The Piano Player’s Son by Lindsay Stanberry-Flynn

Cover of The Piano Player's Son by Lindsay Stanberry-FlynnLindsay Stanberry-Flynn is a hugely accomplished writer whose debut novel, Unravelling, I also enjoyed. 

In this gripping saga of dark family secrets, she draws, controls and manipulates her large cast of complex characters masterfully. She also creates a clear sense of place wherever the story’s action moves, hopping effortlessly across different locations  across Italy, London, Northumberland and Penzance.

Contemporary but Timeless

She addresses many timeless issues, particularly focusing on the power of bereavement to devastate families by unlocking secrets and hidden resentments. When someone dies, the loss often goes so much further than the departure of the individual – I’ve seen this in my own family (though not with such devastation as in this book) – and in some respects this book serves as a cautionary tale.

Her subtle prose is flawless, expressive and often deeply moving, as much when dealing with tiny observations of insignificant things, as much as with the big issues. The opening scene of Isabel kissing her dead father goodbye is the perfect example of the author’s power.

As Dark As Thomas Hardy

Now, I’m one of life’s Pollyanna’s, constantly seeking happy endings, restoration and resolution, and this novel as a little too dark for me. I found it terribly sad, with less redemption for the damaged, damaging characters than I had anticipated.
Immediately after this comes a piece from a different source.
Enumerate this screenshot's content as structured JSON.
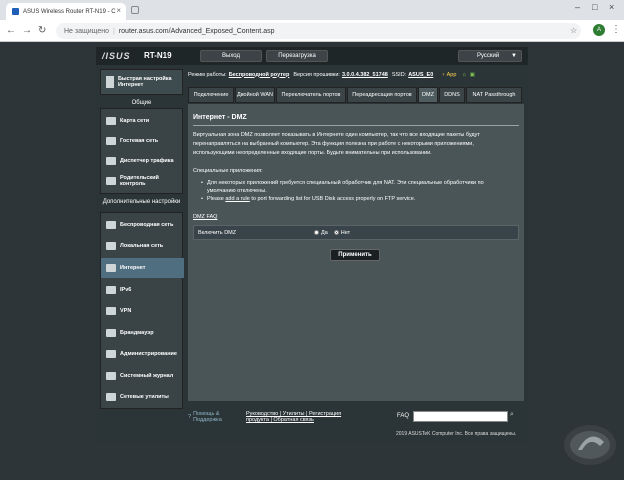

This doesn’t mean I think any the less of the writer or of her talent – I’d say the same about Thomas Hardy, one of my all-time favourites. But I always intersperse his books between more cheerful tales in my to-read pile. Reading them in succession is just too gloomy for me, but I always return to them and strongly recommend them to others. The same applies to Lindsay Stanberry-Flynn’s books, and I’ll definitely be reading her next book as soon as she’s finished writing it!